Background: The current national burden of emergency general surgery (EGS) illnesses and the extent of surgeon involvement in the care of these patients remain largely unknown. To inform needs assessments, research, and education, we sought to: (1) translate previously developed International Classification of Diseases (ICD), 9th Revision, Clinical Modification (ICD-9-CM) diagnosis codes representing EGS conditions to ICD 10th Revision, CM (ICD-10-CM) codes and (2) determine the national burden of and assess surgeon involvement across EGS conditions.
Methods: We converted ICD-9-CM codes to candidate ICD-10-CM codes using General Equivalence Mappings then iteratively refined the code list. We used National Inpatient Sample 2016 to 2017 data to develop a national estimate of the burden of EGS disease. To evaluate surgeon involvement, using Wisconsin Hospital Association discharge data (January 1, 2016 to June 30, 2018), we selected adult urgent/emergent encounters with an EGS condition as the principal diagnosis. Surgeon involvement was defined as a surgeon being either the attending provider or procedural physician.

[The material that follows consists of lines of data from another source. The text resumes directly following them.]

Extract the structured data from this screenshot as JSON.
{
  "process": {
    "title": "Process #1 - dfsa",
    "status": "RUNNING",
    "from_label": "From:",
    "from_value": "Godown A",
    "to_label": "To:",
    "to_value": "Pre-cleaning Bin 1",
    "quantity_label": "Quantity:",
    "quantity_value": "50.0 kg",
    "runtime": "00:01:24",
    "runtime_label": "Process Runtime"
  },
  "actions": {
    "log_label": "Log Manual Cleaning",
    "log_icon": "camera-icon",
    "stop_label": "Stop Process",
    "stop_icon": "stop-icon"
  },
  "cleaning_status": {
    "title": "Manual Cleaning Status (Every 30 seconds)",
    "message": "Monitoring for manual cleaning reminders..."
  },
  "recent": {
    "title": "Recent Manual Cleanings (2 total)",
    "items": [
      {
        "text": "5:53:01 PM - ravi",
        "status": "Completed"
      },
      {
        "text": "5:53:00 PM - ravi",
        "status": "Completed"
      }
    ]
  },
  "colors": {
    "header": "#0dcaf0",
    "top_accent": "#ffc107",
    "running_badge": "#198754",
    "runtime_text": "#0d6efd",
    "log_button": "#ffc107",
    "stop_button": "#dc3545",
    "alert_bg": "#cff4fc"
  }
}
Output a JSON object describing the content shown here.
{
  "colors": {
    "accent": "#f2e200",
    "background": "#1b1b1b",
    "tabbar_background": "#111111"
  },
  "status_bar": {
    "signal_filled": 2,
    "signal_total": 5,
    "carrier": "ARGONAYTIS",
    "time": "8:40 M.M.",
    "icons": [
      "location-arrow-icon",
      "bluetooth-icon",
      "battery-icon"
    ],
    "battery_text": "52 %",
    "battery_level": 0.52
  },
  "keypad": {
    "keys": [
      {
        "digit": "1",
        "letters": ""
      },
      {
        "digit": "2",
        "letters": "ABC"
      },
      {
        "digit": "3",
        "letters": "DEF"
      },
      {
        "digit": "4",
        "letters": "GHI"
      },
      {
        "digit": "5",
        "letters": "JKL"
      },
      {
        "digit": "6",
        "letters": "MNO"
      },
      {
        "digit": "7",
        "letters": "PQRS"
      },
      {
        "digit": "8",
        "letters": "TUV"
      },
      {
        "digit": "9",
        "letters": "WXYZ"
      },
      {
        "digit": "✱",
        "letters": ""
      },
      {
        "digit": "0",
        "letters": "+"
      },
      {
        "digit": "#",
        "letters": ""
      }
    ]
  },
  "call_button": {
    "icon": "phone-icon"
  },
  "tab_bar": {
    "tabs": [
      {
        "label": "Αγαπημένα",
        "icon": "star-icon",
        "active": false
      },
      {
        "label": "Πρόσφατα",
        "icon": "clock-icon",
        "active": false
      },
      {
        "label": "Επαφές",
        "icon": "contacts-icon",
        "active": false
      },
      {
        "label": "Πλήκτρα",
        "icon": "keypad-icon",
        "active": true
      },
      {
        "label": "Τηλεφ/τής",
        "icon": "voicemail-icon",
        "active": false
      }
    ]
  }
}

Results: Four hundred and eighty-five ICD-9-CM codes mapped to 1,696 ICD-10-CM codes. The final list contained 985 ICD-10-CM codes. Nationally, there were 2,977,843 adult patient encounters with an ICD-10-CM EGS diagnosis. Of 94,903 EGS patients in the Wisconsin Hospital Association data set, most encounters were inpatient as compared with observation (75,878 [80.0%] vs. 19,025 [20.0%]). There were 57,780 patients (60.9%) that underwent any procedure. Among all Wisconsin EGS patients, most had no surgeon involvement (64.9% [n = 61,616]). Of the seven most common EGS diagnoses, surgeon involvement was highest for appendicitis (96.0%) and biliary tract disease (77.1%). For the other five most common conditions (skin/soft tissue infections, gastrointestinal hemorrhage, intestinal obstruction/ileus, pancreatitis, diverticular disease), surgeons were involved in roughly 20% of patient care episodes.
Conclusion: Surgeon involvement for EGS conditions ranges from highly likely (appendicitis) to relatively unlikely (skin/soft tissue infections). The wide range in surgeon involvement underscores the importance of multidisciplinary collaboration in the care of EGS patients.
Level of evidence: Prognostic/epidemiological, Level III.